Samimiyet noktasında onlar hakkında en ufak bir endişem yoktur. Ama aklı kullanma noktasında son derece bilinçsizdirler.
Bu yüzden de bütün ideolojilerin, en gözü kara savunucuları, en samimi militanları, en fedakâr sempatizanları gençler arasından çıkar.
Bu yüzden, Filistin'de ya da Afganistan'da veya Irak'ta düşmana karşı savaşırken bütün vücudunu canlı bomba ve canlı hedef haline getiren, davası uğruna kendi vücuduna bağladığı bombanın pimini kendi elleriyle çekenlerin çoğunluğu 20 yaşına bile gelmemiş idealistlerdir.
Neden gençler bu tür eylemler yapabiliyorlar da yaşlılar, orta yaşlılar kendini patlatmıyorlar?
Belki bazen hak bir mücadele için, kutsal değerler için, her şeyin bittiği bir anda birinin kendini feda etmesi gerekebilir, ama neden gençler?
Çünkü böyle bir fedakârlık, ancak akıl yerine his ile hareket edilince yapılabilir!
"Yöntem, tasarlanan amaca vardıracağını sandığımız yoldur. Tatlı dilin yılanı deliğinden çıkarması yetmez, bizi ısırmasını engelleyecek mi? Aslanı daha çok kudurtacak bir kurşun, bizi parçalamasını engelleyecek mi? Nedir kötülüğü kurutacak merhem?

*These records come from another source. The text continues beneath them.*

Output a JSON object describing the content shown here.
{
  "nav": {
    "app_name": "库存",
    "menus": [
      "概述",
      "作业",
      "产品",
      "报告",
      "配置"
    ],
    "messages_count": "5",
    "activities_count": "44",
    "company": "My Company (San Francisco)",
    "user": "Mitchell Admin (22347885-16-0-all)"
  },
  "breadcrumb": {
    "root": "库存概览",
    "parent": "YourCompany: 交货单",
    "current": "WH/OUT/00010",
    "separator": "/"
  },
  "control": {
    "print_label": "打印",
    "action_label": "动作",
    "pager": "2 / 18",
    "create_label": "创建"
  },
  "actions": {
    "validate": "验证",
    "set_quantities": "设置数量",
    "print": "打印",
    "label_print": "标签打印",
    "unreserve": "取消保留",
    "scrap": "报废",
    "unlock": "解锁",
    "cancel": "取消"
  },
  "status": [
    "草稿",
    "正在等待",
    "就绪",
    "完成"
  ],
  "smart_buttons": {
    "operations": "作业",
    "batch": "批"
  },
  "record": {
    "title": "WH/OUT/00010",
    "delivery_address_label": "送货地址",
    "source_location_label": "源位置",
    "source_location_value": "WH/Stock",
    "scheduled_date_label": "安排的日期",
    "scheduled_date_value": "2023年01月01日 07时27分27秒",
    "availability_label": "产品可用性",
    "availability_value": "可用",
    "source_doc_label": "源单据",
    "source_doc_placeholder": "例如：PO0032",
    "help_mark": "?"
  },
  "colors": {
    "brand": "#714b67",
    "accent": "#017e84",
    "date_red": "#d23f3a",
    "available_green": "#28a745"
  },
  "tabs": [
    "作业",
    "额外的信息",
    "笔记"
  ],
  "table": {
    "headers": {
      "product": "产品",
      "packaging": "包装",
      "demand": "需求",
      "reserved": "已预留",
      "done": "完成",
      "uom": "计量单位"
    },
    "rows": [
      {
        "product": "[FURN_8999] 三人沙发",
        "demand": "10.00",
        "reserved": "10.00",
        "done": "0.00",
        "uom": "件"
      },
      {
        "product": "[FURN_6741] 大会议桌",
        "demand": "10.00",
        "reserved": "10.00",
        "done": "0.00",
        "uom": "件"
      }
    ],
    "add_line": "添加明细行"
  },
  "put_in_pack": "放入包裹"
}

Kasabın keseceği hayvanı göz ucuyla aralarından seçtiği sırada, çayırda zıplayıp duran koyunların neşesi bıçağı engelleyecek mi?"
İnsan gençken hislerinin kurbanı olur, ama yaşlanmaya başladıkça vücut hatları nasıl yuvarlaklaşır, kilo alır, keskin çizgileri kaybolur, aynen onun gibi fikirleri de keskinliklerini yuvarlaklaştırır, radikallik kaybolur, aklıselim hakim olur. İşte o zaman herkes kendi sınırlarını kavrar.
"Hakkın değil, gücün belirlediği sınırları hangi dikenli tel koruyabilir?
Hangi mayın hakkını isteyen bir kalbi berhava edebilir?
Arşimet'in dayanak noktasıdır hak ve kaldırılacak ağırlığa yaklaştıkça kudreti artar.
Madem kaldıracın gücü dayanak noktasından geliyor, neden üzülelim?"
Neler oluyor bu ülkede.
Kendin olmak neden gittikçe daha da zorlaşıyor.
Neden zor zamanda yazmak bu kadar zor!